Pour lui, des mesures s’imposent à court et à moyen terme. Contrairement à la poussée ultra-libérale, une certaine réglementation s’impose pour réduire les inégalités dans les salaires et pour une saine répartition de la valeur engendrée par l’économie : le 0,1 % doit cesser de se gaver au détriment de la majorité des Français. En plus, il a martelé l’urgence de mettre trois mesures phare : un protectionisme mesuré pour contrer les produits à bas coût et à fort impact environnemental ; l’indexation des salariés sur l’inflation (et pourquoi pas sur les dividendes !), l’imposition des plus riches (instituer l’ISF par exemple). « Le gavage doit cesser » a‑t-il souligné.
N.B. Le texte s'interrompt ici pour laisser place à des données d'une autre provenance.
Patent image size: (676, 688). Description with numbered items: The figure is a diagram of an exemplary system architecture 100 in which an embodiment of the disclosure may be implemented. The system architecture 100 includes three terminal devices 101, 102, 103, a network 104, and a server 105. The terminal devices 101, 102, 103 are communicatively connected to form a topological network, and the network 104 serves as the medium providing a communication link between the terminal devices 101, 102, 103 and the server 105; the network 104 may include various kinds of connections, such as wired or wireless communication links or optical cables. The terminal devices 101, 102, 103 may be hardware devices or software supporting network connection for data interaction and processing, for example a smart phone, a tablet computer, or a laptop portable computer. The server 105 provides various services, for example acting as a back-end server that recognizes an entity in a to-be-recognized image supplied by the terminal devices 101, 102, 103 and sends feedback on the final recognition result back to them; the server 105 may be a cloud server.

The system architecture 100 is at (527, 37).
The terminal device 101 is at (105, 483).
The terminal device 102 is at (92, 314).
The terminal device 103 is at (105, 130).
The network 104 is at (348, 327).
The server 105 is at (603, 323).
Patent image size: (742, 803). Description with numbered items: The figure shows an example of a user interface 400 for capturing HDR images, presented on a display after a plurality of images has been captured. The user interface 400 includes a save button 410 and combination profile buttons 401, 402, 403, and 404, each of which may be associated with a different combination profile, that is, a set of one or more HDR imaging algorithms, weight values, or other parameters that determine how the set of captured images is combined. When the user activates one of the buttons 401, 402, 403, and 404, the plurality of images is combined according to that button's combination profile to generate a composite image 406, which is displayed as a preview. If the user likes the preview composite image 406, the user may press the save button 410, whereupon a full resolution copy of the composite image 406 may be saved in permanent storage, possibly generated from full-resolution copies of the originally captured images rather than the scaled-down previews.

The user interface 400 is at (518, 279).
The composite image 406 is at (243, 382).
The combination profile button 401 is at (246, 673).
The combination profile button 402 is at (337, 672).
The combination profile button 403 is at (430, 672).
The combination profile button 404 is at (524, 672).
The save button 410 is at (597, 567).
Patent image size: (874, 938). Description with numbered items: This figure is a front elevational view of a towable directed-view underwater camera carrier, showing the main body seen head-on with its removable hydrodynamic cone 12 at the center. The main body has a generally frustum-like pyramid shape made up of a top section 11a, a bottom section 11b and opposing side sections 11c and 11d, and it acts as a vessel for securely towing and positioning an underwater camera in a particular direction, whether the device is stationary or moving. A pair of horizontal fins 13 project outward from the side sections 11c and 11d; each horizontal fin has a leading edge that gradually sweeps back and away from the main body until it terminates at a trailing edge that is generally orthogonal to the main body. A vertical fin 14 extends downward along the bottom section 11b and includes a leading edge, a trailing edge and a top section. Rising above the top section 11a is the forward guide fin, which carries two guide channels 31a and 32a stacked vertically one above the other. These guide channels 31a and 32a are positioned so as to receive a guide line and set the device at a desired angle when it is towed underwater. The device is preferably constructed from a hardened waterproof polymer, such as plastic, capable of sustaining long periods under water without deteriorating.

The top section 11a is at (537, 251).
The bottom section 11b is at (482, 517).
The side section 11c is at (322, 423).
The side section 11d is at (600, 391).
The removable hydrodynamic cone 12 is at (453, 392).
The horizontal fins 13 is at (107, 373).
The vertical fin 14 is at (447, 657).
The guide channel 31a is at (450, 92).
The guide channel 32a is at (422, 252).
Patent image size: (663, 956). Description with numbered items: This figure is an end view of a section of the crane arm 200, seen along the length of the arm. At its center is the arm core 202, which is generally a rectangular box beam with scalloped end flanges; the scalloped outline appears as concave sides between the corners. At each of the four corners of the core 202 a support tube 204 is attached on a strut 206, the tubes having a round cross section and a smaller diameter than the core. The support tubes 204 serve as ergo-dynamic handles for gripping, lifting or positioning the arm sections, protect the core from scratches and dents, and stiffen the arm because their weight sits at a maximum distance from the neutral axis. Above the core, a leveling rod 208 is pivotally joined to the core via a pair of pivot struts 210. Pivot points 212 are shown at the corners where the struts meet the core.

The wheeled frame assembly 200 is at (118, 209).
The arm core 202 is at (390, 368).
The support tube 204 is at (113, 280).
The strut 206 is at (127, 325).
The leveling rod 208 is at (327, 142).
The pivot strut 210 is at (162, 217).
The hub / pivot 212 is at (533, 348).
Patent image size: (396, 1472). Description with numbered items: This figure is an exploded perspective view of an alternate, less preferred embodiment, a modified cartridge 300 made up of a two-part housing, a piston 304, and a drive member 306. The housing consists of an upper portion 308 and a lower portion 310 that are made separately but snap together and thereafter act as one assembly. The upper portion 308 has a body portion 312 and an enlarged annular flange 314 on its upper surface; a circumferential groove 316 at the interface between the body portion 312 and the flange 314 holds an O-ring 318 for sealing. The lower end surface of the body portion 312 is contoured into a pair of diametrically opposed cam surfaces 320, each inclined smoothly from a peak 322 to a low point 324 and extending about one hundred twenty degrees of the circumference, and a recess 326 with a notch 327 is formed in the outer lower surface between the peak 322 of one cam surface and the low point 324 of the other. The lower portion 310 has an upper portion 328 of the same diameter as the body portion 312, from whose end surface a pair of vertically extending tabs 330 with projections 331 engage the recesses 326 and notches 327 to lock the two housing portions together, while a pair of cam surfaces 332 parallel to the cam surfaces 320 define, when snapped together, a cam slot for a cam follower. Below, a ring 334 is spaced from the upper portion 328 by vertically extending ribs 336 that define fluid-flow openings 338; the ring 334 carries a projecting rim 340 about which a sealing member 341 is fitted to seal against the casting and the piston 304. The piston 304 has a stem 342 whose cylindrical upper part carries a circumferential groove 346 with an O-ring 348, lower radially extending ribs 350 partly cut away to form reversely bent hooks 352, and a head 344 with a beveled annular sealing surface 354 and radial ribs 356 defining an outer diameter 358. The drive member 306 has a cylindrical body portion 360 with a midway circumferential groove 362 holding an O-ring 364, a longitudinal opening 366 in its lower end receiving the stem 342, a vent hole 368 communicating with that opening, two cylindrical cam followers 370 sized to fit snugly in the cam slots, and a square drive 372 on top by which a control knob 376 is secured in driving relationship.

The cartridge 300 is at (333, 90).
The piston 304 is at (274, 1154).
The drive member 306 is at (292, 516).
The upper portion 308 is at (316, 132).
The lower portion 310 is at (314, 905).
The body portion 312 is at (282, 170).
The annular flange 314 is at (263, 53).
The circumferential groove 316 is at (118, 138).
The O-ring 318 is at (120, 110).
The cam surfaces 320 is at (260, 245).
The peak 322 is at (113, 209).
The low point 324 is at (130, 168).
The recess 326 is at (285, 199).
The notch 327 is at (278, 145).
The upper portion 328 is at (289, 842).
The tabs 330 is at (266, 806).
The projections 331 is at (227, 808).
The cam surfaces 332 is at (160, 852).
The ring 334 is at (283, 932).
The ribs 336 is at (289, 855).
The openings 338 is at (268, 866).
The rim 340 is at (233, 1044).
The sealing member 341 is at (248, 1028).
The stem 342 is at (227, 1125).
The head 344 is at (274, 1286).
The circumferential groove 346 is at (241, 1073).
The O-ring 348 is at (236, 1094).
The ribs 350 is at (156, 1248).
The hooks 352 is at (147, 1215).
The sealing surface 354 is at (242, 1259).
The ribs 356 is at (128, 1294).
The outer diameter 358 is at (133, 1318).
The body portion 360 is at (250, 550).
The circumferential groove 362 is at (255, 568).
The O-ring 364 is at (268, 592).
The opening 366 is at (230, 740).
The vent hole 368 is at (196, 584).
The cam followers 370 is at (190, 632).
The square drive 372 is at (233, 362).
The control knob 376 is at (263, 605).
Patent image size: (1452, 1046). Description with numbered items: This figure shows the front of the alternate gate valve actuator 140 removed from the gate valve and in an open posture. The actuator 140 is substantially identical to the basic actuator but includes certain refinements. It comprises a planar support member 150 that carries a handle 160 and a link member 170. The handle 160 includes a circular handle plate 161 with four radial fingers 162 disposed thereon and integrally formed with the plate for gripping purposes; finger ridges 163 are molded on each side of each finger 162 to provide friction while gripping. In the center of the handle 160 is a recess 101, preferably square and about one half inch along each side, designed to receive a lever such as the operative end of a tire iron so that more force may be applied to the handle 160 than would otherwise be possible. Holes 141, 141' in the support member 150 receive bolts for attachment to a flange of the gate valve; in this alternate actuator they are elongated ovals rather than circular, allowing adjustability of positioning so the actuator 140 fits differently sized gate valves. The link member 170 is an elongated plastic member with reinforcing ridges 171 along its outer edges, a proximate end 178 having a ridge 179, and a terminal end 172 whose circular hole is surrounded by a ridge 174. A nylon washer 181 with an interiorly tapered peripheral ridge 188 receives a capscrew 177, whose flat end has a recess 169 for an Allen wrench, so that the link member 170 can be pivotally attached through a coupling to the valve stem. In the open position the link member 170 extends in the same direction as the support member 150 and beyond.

Le pays doit débattre, à nouveau comme en 1936 et 1945, sur des questions de fond : comment produire, quoi produire et comme répartir la valeur ajoutée… sans tomber dans les affres de l’économie administrée.
En conclusion, les enjeux du moment conduisent à prendre des mesures fortes pour permettre aux Français de « vivre de son travail, et bien le vivre ». Un chantier titanesque pour un seul député mais qui manie une éloquance verbale, qui fera probablement bouger les lignes politiques d’une gauche désorientée.
Citation :
« Voilà ce qui les anime : la fierté du travail bien fait, le sentiment d’utilité. Même chez les travailleuses, les travailleurs, aujourd’hui remplis de dégoût, abattus, découragés, il faut encore entendre cette musique, en sourdine : leur fierté d’hier, leur utilité perdue, et cette perte fait toute leur douleur. Et l’espoir, toujours, de retrouver utilité et fierté : se réaliser en réalisant. »
Note :
1. « Mal-travail, le choix des élites », 2024, Editeur, Les liens qui libèrent, 221 pages, 15 euros.